What are the tremors? Many plan sponsors (hopefully most) will take their fee disclosure and do their job by shopping the plan around. Of course, some will treat their fee disclosure like the map McCroskey gave Johnny in Airplane!
Steve McCroskey: Johnny, what can you make out of this?
[Hands him the weather briefing]
Johnny: This? Why, I can make a hat or a brooch or a pterodactyl…
Plan providers can use fee disclosure to their advantage as long as they have plan sponsors who either understand the nature of their duties to pay reasonable expenses or are willing to listen. Plan sponsors have to understand that overpaying for plan services isn’t like overpaying for that item at the department store, only to find out it was discounted 30% a few weeks later. Overpaying for clothes is a bummer, overpaying for plan services is a breach of fiduciary duty.

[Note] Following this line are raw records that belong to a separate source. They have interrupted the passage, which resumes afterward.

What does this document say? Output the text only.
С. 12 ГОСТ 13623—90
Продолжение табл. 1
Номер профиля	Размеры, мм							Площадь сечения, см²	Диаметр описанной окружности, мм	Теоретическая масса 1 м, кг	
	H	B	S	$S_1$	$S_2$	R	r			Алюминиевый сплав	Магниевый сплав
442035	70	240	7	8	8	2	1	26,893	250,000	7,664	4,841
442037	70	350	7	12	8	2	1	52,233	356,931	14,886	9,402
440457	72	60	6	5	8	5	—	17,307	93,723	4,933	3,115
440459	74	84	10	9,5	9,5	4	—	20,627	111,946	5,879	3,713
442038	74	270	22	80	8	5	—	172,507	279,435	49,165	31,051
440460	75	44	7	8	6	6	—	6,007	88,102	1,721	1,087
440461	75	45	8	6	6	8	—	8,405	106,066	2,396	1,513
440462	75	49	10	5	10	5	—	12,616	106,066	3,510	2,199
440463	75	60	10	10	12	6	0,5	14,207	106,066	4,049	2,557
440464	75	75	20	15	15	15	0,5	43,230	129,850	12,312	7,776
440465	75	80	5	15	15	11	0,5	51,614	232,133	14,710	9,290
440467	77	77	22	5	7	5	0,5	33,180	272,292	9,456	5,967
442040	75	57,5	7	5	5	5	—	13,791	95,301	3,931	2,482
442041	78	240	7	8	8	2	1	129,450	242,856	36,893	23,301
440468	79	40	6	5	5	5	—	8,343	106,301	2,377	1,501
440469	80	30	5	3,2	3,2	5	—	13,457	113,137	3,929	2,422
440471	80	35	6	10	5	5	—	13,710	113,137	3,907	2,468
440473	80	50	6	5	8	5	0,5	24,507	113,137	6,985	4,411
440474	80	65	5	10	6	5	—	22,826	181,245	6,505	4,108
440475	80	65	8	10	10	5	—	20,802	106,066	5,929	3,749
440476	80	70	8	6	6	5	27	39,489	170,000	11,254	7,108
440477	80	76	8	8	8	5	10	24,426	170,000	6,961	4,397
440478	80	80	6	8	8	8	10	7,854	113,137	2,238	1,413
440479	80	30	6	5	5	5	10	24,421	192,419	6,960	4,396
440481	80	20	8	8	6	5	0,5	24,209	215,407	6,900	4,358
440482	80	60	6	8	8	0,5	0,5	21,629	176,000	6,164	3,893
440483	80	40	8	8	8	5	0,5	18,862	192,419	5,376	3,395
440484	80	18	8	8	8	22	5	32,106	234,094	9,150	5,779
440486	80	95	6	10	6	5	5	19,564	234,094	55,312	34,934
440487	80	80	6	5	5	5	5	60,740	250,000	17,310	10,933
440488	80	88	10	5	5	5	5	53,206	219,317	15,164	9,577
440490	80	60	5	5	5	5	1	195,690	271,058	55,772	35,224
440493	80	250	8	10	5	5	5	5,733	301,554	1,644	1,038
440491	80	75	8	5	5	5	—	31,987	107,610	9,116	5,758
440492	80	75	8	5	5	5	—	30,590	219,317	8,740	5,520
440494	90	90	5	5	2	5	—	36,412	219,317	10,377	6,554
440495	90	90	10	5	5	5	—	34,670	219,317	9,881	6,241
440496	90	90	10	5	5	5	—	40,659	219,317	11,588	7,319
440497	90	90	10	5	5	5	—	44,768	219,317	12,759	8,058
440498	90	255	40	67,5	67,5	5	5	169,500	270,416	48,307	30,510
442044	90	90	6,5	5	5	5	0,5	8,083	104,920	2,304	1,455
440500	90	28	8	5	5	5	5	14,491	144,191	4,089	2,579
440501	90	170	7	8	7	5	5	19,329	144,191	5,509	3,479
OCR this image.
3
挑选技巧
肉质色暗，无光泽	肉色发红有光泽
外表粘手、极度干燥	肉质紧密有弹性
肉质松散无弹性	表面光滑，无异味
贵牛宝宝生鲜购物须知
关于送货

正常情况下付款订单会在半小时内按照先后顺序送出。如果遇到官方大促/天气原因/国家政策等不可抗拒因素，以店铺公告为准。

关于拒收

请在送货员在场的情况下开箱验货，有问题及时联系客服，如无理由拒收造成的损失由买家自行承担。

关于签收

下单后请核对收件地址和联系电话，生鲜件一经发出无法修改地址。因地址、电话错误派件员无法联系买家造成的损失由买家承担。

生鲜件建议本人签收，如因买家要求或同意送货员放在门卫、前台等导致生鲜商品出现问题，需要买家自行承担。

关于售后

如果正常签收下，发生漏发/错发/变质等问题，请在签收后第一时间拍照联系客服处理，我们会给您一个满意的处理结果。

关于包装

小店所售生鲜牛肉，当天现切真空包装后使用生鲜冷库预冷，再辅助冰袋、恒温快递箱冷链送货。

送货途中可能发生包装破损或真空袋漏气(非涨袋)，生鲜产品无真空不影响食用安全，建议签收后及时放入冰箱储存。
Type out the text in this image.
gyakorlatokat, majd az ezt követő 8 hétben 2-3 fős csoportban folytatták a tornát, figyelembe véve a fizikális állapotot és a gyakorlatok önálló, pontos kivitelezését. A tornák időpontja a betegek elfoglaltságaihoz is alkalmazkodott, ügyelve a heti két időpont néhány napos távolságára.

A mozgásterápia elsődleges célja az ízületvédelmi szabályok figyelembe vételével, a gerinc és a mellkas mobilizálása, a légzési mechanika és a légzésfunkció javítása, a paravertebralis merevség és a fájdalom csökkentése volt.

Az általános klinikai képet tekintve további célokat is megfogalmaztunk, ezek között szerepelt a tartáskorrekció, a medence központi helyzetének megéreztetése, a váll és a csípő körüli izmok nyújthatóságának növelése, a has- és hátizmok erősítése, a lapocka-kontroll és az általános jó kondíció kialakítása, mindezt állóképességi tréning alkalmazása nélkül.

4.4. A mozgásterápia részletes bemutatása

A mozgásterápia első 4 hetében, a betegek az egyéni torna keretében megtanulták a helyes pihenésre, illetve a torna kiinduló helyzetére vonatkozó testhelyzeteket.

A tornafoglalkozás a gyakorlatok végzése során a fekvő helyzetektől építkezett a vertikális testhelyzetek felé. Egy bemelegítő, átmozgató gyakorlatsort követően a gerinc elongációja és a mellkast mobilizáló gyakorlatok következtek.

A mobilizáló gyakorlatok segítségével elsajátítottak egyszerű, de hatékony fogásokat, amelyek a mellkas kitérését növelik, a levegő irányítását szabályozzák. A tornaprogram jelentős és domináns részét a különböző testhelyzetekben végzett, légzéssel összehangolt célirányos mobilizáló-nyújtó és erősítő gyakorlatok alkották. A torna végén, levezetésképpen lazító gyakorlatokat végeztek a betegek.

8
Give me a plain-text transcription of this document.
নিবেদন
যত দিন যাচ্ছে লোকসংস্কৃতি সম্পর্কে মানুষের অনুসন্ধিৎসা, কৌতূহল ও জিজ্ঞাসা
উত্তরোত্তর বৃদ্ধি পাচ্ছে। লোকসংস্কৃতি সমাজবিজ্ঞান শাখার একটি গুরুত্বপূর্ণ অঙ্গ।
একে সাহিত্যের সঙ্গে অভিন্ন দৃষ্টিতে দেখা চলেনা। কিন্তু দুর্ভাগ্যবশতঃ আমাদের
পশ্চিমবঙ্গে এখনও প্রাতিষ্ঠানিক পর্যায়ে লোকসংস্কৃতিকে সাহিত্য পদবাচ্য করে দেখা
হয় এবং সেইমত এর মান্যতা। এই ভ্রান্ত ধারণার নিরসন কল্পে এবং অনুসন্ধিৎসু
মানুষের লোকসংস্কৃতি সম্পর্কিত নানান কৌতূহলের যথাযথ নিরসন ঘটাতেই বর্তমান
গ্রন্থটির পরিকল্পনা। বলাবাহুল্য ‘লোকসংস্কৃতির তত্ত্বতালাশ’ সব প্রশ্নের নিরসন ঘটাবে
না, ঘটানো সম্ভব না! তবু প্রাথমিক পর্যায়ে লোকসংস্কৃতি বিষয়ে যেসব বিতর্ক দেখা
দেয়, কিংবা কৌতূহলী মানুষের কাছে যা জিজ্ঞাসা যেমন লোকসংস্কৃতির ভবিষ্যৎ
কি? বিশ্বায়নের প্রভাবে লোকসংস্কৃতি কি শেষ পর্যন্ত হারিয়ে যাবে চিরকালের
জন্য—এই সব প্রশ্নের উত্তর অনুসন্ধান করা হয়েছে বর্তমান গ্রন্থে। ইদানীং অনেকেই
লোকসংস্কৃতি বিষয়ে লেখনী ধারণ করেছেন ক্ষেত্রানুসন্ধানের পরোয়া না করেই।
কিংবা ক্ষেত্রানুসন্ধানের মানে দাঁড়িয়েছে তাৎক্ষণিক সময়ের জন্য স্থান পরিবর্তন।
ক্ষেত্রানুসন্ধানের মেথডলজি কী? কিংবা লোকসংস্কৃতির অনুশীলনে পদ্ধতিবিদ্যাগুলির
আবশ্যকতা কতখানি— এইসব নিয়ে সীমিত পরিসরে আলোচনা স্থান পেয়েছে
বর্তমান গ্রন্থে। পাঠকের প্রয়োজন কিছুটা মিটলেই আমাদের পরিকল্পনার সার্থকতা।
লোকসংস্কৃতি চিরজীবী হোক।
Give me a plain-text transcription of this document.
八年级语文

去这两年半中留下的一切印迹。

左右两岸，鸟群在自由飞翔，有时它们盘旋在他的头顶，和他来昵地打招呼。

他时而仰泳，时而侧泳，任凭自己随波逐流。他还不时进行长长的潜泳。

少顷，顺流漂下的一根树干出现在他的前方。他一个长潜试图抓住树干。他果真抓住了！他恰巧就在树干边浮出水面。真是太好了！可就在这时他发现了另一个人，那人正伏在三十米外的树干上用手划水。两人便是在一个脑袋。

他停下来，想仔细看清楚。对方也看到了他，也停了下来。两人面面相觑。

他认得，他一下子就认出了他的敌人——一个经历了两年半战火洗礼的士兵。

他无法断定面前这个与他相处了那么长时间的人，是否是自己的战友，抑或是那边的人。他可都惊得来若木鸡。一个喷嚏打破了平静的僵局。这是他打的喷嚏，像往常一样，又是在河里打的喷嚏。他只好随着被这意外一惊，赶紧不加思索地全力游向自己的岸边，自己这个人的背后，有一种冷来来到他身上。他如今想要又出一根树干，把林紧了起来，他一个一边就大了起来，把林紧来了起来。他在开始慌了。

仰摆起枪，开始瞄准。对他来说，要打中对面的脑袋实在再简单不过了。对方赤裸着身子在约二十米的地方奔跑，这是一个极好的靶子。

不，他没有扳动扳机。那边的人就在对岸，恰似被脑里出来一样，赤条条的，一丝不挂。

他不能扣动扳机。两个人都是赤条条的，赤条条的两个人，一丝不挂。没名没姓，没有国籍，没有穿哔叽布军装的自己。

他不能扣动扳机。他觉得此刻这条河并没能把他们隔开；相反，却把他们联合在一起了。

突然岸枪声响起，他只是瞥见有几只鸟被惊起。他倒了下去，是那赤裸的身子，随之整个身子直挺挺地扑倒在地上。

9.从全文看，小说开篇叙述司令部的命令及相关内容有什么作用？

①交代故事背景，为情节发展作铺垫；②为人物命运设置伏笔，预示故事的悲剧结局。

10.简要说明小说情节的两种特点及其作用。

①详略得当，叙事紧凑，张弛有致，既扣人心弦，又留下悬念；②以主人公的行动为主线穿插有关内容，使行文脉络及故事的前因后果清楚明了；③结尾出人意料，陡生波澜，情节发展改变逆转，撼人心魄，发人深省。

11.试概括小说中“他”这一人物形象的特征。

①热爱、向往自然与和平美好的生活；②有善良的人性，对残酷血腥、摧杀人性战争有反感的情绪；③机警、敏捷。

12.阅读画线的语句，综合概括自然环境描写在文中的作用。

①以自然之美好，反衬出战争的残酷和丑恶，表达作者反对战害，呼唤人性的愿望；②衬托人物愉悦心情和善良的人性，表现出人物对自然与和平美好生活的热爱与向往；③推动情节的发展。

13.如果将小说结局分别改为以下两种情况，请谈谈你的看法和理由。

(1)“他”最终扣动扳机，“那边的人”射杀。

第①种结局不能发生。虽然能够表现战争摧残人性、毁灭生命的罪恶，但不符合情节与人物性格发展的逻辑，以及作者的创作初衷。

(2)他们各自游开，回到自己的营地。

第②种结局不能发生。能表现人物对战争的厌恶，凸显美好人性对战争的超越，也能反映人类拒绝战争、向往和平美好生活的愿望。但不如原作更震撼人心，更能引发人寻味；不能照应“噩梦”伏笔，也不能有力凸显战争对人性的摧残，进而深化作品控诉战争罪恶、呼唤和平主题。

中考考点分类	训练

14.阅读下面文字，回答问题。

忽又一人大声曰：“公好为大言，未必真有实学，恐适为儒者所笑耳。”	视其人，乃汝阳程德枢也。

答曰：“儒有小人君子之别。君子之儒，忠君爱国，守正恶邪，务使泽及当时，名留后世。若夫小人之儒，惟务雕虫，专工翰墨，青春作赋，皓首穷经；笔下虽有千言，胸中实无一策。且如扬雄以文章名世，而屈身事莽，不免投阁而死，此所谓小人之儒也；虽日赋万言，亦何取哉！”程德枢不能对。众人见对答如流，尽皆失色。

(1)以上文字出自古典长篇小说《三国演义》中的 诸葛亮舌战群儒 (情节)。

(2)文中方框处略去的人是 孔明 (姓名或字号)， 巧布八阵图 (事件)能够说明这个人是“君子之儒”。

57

Further tremor will be by Department of Labor (DOL) enforcement. Don’t think the DOL implemented these fee disclosure regulations without intending some type of enforcement. Surely plan sponsors that aren’t doing their fiduciary duty by reviewing their fee disclosures or haven’t asked why they haven’t received their disclosures, will get penalized on a DOL audit. I am serious and don’t call me Shirley.
Getting plan sponsors to look at their disclosures and review those disclosures with other service providers will take some time, give it to six months to a year before you see any changes in the marketplace.
Fee disclosure is an excellent conversation starter, but it just starts a conversation. Plan providers should advertise the bigger picture; cost is a factor, but not the only factor. Consider quality of service and quality of price if you are a plan provider that can beat the current provider on both ends, go for it. I just think being cheaper isn’t a true value proposition for the plan provider and the sponsor.
Change is coming to the retirement plan industry and fee disclosure was just the first shot in a bid to improve transparency and improve the retirement savings of all plan participants.